All the Devils Are Here (Chief Inspector Armand Gamache #16) - Louise Penny Page 0,132

But that couldn’t be right. They were not made of neodymium.

But something Stephen had was. Something magnetized those Canadian nickels.

“We need proof,” he said. “We can’t just tell aviation around the world to stop flying. We’d be dismissed as cranks. Oh, my God.”

“What is it?” Judith demanded, seeing the look of shock, of horror, on the Chief Inspector’s face.

“Something Dussault mentioned. The nuclear power plants coming online. Some already are.”

“Oh, fuck,” whispered Judith, sitting, collapsing, into a chair.

“Planes freeze,” said Allida. “But nuclear reactors superheat. And if there’s neodymium—”

Gamache, wide-eyed, was nodding. Seeing the map the newscasts had shown, of the new power plants around the world.

In Colorado. In Arizona. In Ontario and Manitoba. In the UK and France. China. On and on. Next-generation, safer. Safest, they were guaranteed. Brought online to reduce fossil fuel use. Their designs checked and rechecked. Until even the most ardent environmentalists gave their reluctant approval.

But the problem wasn’t the design. The catastrophe would be caused by the material. A near-miraculous rare earth element that promised to make everything more efficient.

Safer.

If one or more of those reactors goes … ?

“We have to stop it,” said Allida.

“We have to find out what it is,” said Armand. “We need proof.”

“Can’t we just tell them it’s the neodymium?” demanded Pinot.

“Would you shut down power plants, ground planes, stop elevators in office buildings internationally based on us saying it’s neodymium?” asked Gamache. “Of course not. We need to know exactly what it is they’ve built into those things.”

“If Horowitz and Plessner had the proof, why didn’t they sound an alarm?” asked Judith. “Go to the authorities?”

“I think they suspected, but it took years and hundreds of millions of dollars to get the evidence,” said Gamache. “And it would have to be absolute, undeniable. Something the board members and the authorities, many of whom are in the pocket of GHS, couldn’t ignore.”

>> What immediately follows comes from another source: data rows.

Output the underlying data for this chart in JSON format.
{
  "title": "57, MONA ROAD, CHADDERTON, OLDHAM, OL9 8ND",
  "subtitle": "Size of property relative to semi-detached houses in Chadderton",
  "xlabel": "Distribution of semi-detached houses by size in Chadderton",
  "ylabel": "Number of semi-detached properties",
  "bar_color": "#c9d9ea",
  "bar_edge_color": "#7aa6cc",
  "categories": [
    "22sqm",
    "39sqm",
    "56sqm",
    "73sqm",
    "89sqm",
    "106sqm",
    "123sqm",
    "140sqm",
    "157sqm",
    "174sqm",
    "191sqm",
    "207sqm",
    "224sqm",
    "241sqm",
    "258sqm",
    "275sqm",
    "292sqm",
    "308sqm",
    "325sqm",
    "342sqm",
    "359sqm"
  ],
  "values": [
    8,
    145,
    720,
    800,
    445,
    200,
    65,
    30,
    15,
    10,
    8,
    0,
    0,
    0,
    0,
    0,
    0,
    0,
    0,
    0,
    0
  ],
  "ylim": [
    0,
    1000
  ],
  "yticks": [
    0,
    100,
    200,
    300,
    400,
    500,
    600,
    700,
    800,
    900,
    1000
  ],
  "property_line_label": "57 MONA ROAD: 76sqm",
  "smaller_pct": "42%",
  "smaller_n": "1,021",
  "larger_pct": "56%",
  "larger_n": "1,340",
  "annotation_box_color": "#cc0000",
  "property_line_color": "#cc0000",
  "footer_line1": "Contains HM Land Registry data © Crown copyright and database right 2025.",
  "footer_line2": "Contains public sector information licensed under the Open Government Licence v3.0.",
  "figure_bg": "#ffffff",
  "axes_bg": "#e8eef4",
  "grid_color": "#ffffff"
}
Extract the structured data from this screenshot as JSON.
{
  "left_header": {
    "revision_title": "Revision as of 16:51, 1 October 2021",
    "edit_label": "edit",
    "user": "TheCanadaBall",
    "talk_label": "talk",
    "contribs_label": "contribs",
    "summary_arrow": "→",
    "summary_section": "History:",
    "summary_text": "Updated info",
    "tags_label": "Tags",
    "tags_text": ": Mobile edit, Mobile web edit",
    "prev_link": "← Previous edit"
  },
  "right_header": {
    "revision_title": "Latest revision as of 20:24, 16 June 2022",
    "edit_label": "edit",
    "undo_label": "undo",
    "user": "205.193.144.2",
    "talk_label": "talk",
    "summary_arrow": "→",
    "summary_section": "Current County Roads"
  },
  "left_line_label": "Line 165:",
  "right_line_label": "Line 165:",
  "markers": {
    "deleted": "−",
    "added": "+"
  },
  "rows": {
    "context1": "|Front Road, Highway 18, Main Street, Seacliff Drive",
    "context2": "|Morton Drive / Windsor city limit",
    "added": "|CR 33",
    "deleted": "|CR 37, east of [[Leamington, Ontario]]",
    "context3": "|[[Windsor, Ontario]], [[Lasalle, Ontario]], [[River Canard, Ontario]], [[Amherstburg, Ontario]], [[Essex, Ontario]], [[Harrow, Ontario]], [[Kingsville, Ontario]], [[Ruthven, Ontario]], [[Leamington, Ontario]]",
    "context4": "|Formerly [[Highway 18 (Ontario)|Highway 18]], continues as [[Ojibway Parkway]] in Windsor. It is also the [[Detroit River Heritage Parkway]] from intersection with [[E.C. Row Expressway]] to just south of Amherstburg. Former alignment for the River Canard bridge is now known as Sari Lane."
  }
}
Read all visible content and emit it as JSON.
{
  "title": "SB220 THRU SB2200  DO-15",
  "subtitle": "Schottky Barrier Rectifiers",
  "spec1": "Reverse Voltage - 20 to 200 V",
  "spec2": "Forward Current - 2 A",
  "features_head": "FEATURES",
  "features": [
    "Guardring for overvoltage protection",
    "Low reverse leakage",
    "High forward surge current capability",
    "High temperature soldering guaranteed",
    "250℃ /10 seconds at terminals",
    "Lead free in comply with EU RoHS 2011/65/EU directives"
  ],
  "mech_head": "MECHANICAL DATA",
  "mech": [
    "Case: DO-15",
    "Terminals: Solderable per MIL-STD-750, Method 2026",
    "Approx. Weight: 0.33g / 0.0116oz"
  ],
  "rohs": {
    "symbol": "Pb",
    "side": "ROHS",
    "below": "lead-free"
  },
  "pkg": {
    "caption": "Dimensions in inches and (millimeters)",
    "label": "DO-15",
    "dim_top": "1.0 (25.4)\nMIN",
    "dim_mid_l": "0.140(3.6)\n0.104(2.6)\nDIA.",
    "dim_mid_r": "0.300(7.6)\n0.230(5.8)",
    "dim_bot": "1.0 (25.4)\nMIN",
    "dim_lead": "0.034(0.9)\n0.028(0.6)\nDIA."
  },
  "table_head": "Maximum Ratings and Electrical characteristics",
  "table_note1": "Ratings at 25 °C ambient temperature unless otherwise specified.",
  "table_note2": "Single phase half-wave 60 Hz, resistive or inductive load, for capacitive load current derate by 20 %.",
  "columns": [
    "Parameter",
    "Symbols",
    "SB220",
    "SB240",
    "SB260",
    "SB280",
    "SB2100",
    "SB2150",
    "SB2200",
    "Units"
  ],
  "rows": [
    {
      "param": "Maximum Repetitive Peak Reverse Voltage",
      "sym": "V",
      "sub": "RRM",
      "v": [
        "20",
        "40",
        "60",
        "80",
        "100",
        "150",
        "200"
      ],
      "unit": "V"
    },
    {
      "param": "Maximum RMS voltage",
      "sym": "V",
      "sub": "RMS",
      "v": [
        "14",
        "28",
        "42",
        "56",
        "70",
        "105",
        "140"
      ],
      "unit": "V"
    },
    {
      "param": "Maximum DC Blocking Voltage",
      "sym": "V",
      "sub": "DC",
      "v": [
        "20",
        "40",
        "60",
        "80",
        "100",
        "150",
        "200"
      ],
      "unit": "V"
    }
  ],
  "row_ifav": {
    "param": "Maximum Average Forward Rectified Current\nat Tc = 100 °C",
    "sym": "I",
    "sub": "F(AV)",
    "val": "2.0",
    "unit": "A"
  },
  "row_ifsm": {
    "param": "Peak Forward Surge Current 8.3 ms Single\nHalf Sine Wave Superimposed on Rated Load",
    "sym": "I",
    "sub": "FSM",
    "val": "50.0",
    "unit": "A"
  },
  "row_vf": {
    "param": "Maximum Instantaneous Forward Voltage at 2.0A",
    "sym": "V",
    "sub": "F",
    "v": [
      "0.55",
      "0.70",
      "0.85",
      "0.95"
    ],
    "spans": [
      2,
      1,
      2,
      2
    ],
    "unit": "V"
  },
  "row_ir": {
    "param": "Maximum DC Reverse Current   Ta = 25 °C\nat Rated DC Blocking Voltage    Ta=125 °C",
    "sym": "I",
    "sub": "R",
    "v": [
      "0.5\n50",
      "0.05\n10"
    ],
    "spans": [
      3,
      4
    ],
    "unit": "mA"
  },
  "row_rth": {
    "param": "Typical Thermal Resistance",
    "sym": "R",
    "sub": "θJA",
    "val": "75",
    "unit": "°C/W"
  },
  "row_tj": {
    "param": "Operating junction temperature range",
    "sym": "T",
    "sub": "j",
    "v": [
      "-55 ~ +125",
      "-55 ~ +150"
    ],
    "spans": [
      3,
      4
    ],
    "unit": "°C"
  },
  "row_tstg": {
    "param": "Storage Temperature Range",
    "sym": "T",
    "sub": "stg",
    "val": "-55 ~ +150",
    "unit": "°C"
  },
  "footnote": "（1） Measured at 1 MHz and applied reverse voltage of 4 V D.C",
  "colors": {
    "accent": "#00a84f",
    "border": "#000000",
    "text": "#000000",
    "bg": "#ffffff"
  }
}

Out in the street they could hear sounds. Paris was stirring. The start of another working week. He checked his watch. It was 4:37 in the morning. Less than three hours now.

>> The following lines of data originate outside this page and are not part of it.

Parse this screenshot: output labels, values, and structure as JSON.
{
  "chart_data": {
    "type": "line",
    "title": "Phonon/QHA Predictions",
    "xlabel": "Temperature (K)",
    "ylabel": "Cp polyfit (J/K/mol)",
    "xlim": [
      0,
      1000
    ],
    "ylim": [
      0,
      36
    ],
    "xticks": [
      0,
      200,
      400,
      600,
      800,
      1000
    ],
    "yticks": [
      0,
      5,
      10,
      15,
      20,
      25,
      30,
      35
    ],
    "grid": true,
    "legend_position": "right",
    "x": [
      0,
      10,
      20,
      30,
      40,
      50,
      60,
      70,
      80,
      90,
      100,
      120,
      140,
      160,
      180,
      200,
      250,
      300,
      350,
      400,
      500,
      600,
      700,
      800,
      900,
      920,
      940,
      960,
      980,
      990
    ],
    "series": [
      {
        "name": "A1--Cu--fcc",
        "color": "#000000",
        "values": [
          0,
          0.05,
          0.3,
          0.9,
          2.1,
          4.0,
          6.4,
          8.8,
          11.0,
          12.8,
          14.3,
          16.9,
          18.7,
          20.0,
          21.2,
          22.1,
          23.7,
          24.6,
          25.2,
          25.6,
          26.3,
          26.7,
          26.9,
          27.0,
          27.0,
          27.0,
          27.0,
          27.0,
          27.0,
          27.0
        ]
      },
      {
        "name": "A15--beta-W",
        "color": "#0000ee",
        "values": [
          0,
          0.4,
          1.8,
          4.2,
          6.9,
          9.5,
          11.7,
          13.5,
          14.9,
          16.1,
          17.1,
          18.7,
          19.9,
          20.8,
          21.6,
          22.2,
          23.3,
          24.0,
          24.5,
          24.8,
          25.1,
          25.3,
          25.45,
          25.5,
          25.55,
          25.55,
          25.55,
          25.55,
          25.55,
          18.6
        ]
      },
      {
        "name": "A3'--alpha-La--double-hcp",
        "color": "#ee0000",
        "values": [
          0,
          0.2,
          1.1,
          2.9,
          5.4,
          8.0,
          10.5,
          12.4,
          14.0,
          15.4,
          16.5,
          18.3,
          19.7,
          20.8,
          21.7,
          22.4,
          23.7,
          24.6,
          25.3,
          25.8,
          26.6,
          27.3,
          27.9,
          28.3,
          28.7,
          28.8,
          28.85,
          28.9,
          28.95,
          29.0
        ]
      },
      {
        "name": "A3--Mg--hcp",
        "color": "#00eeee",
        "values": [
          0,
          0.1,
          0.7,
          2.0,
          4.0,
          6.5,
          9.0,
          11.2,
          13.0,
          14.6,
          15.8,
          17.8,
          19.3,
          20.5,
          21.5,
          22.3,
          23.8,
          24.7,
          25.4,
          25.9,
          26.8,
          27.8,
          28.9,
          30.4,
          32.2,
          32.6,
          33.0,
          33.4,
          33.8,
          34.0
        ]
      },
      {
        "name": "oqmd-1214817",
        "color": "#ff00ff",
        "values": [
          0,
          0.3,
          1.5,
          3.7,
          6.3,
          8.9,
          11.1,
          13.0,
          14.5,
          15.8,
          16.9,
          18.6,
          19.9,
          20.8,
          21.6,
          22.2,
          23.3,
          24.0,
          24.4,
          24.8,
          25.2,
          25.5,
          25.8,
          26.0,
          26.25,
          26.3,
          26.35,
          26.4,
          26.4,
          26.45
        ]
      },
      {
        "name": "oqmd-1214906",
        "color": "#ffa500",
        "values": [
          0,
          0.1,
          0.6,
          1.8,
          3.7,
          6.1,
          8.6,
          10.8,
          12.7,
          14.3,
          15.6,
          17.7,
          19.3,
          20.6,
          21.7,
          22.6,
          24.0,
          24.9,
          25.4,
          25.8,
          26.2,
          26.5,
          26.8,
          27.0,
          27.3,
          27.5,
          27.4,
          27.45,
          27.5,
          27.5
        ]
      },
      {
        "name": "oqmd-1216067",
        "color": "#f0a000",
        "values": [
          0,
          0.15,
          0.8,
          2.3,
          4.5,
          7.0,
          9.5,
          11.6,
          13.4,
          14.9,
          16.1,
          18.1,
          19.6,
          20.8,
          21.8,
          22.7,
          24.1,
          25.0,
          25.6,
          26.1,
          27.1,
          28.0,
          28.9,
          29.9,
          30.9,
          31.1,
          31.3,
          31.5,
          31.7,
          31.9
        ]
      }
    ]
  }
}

Gamache turned to Séverine Arbour. “I think you—”

But she wasn’t there. While they’d been focused on the computer, she’d disappeared into the shadows.

“Damn,” he said, standing up so quickly his chair fell over. “We have to find her.”

“Why?” asked Madame de la Granger. “You think she knows something?”

“She’s working with Claude Dussault,” said Gamache. “She’s been passing him information all day.”

“What?” demanded Judith, her face opening in horror.

“We’ll find her,” said Allida. “I know every inch of this building.”

“She can’t have gone far,” Gamache called after her. “I locked the door when we came in.”

Pinot took his arm and pulled him around. “You said Claude Dussault just now. Did you mean the head of the Paris police? That Dussault?”

“Oui.”

“Are you saying the head of the whole fucking police force is behind this?”

“The Prefect, yes. Do you know him?”

“Not well. I’ve met him socially, at the opera and fundraisers. We’ve done stories on him and his reorganization of the Préfecture after his predecessor died. He seems a good man, a decent man. Why would he be involved in this?”

“Money. Power,” said Gamache, staring at Pinot. “You understand those.”

Pinot’s shrewd face examined Gamache. “If you do find that evidence, what’ll you do with it?”

“You know.”

“You’ll hand it over to them, won’t you?”

“To save my son. Yes.”

“You know I can’t let you do that.”

Armand felt the weight of the gun in his pocket. “And you know you can’t stop me.”

“They’ll kill him anyway, Armand. And not just him. You. Me. Them.” Alain Pinot nodded toward the Chief Librarian, on her hands and knees now, looking under the tables, and the Chief Archivist appearing from, and disappearing into, dark aisles of books and maps and documents.

“And anyone else who’s touched this case,” said Armand. “Including my wife, daughter, son-in-law.”

“And the ‘accidents’ will continue.”

“Yes.”

“Damn,” came Allida’s voice from out of the darkness, followed milliseconds later by a thud, as Judith de la Granger went to stand up and knocked her head on the bottom of a table.

“What?” she called.

“The door connecting the archives to the museum is open. She must’ve gone out that way. She’s in the museum. But there’re guards there and the doors onto the quadrangle are locked. She still can’t leave.”

“But there are phones,” said Gamache. “She can call Dussault and tell him what we know.”

“Fuck,” said Madame de la Granger.

“I’ve never heard you swear before,” said Madame Lenoir. “You always said it was the refuge of a second-class mind.”